Abstract
BRAF inhibition can promote progression of primary CLL cells independent of RAS mutation.
Major finding: BRAF inhibition can promote progression of primary CLL cells independent of RAS mutation.
Mechanism: Drug-bound BRAF and BCR–SYK signaling cooperatively induce paradoxical ERK activation in CLL cells.
Impact: Dual inhibition of BRAF and SYK reverses ERK activation and may suppress treatment-induced CLL.
Treatment with the BRAF inhibitor vemurafenib effectively suppresses ERK signaling and improves overall survival in patients with BRAF-mutant melanoma. Interestingly, BRAF inhibition can also induce other types of tumors, including cutaneous squamous lesions and chronic myelomonocytic leukemia, via paradoxical ERK activation in wild-type BRAF cells harboring RAS mutations. Yaktapour, Meiss, and colleagues report the case of a patient with metastatic BRAF-mutant melanoma who exhibited progression of preexisting chronic lymphocytic leukemia (CLL) in the absence of a RAS mutation during treatment with vemurafenib. Following vemurafenib discontinuation, the patient's CLL disease burden decreased. Analysis of patient-derived CLL cells revealed high levels of phosphorylated ERK in the presence of vemurafenib, indicative of BRAF inhibitor–mediated paradoxical ERK activation, which was reduced by the MEK inhibitor trametinib. In addition, vemurafenib treatment resulted in increased CLL cell proliferation and reduced survival of tumor-bearing mice in vivo. Sequencing confirmed that no genetic alterations that could be linked to aberrant RAS activity were present in these CLL cells, suggesting that activation of other signaling pathways drives CLL growth. Consistent with the role of chronic B-cell receptor (BCR) signaling in CLL, combined inhibition of spleen tyrosine kinase (SYK), which is required for BCR-mediated RAS activation, reversed BRAF inhibitor–driven paradoxical ERK activation and decreased RAS activity in vitro.

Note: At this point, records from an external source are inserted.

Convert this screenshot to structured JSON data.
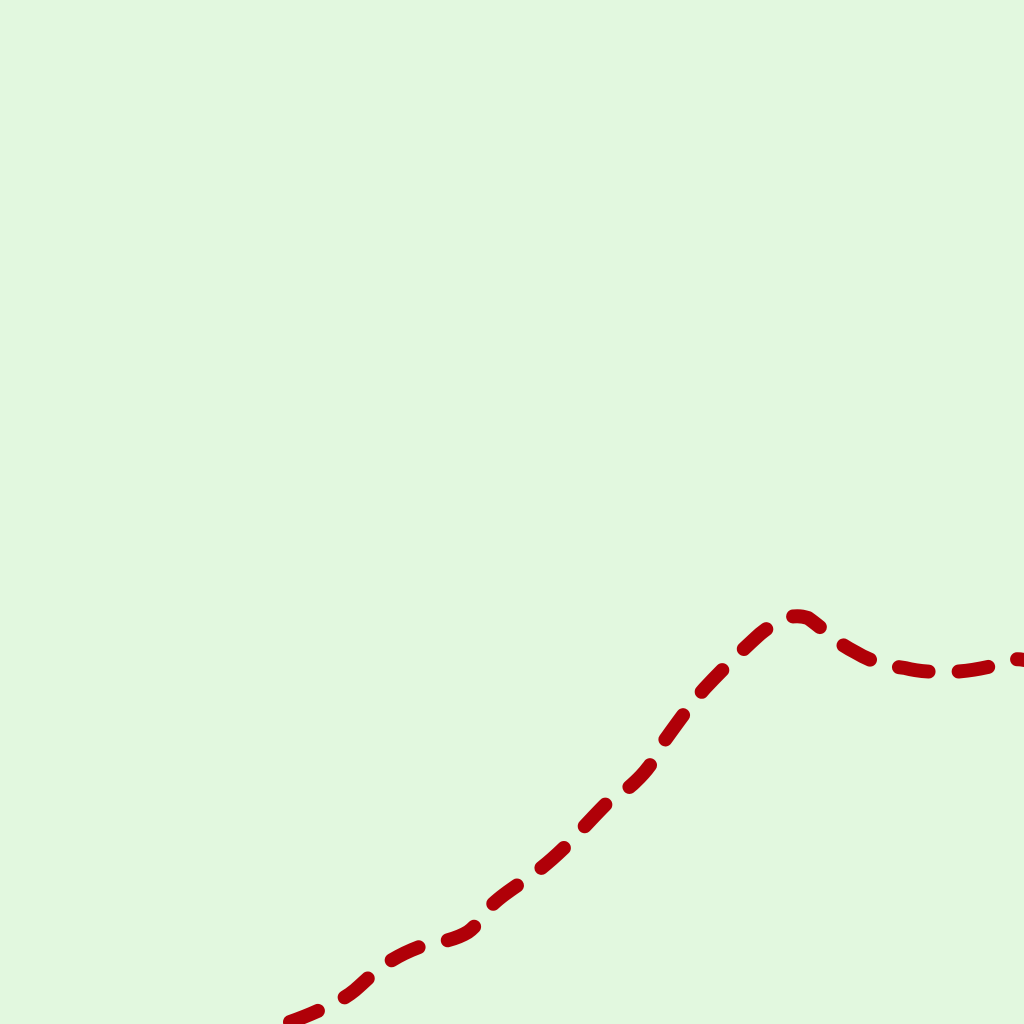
{
  "map": {
    "land_color": "#e2f8df",
    "boundary_color": "#b00008",
    "boundary_style": "dashed"
  }
}
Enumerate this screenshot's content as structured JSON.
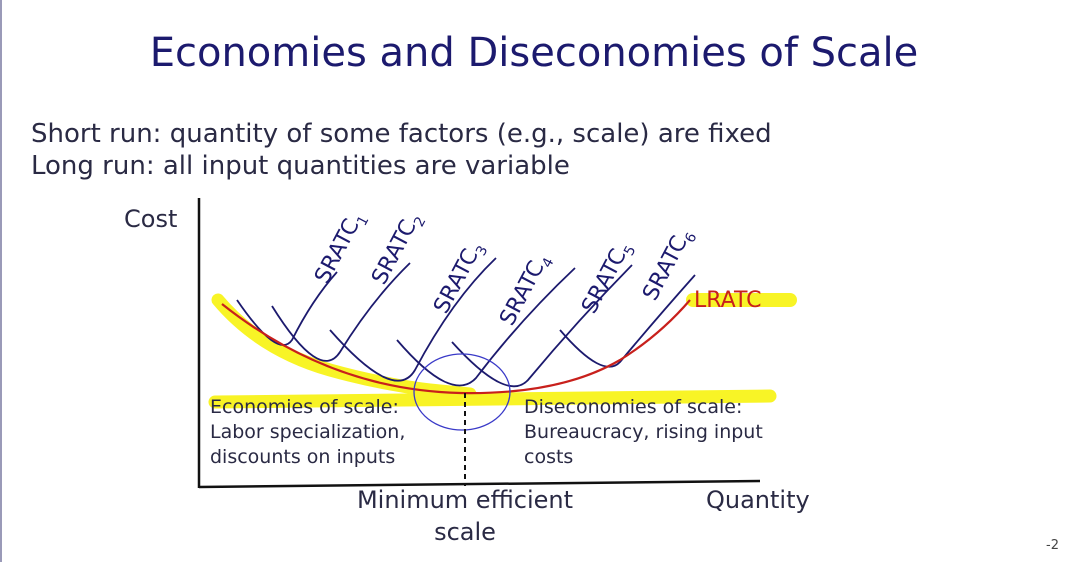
{
  "slide": {
    "title": "Economies and Diseconomies of Scale",
    "bullets": [
      "Short run: quantity of some factors (e.g., scale) are fixed",
      "Long run: all input quantities are variable"
    ],
    "page_number": "-2"
  },
  "diagram": {
    "y_axis_label": "Cost",
    "x_axis_label": "Quantity",
    "short_run_curves": [
      {
        "base": "SRATC",
        "sub": "1"
      },
      {
        "base": "SRATC",
        "sub": "2"
      },
      {
        "base": "SRATC",
        "sub": "3"
      },
      {
        "base": "SRATC",
        "sub": "4"
      },
      {
        "base": "SRATC",
        "sub": "5"
      },
      {
        "base": "SRATC",
        "sub": "6"
      }
    ],
    "long_run_curve_label": "LRATC",
    "minimum_efficient_scale": [
      "Minimum efficient",
      "scale"
    ],
    "economies_note": {
      "heading": "Economies of scale:",
      "lines": [
        "Labor specialization,",
        "discounts on inputs"
      ]
    },
    "diseconomies_note": {
      "heading": "Diseconomies of scale:",
      "lines": [
        "Bureaucracy, rising input",
        "costs"
      ]
    },
    "colors": {
      "short_run_curves": "#1c1a6e",
      "long_run_curve": "#c8201c",
      "highlight": "#f7f200",
      "circle_annotation": "#3a3ac8"
    }
  }
}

Furthermore, SYK inhibition suppressed CLL growth and prevented vemurafenib-induced mortality in mice. These results were confirmed in primary CLL cells isolated from ten additional patients with CLL. Together, these data indicate that BCR signaling and vemurafenib-bound BRAF can cooperatively induce ERK activation in CLL cells in the absence of RAS mutations and suggest that dual inhibition of SYK and BRAF may limit treatment-induced CLL progression.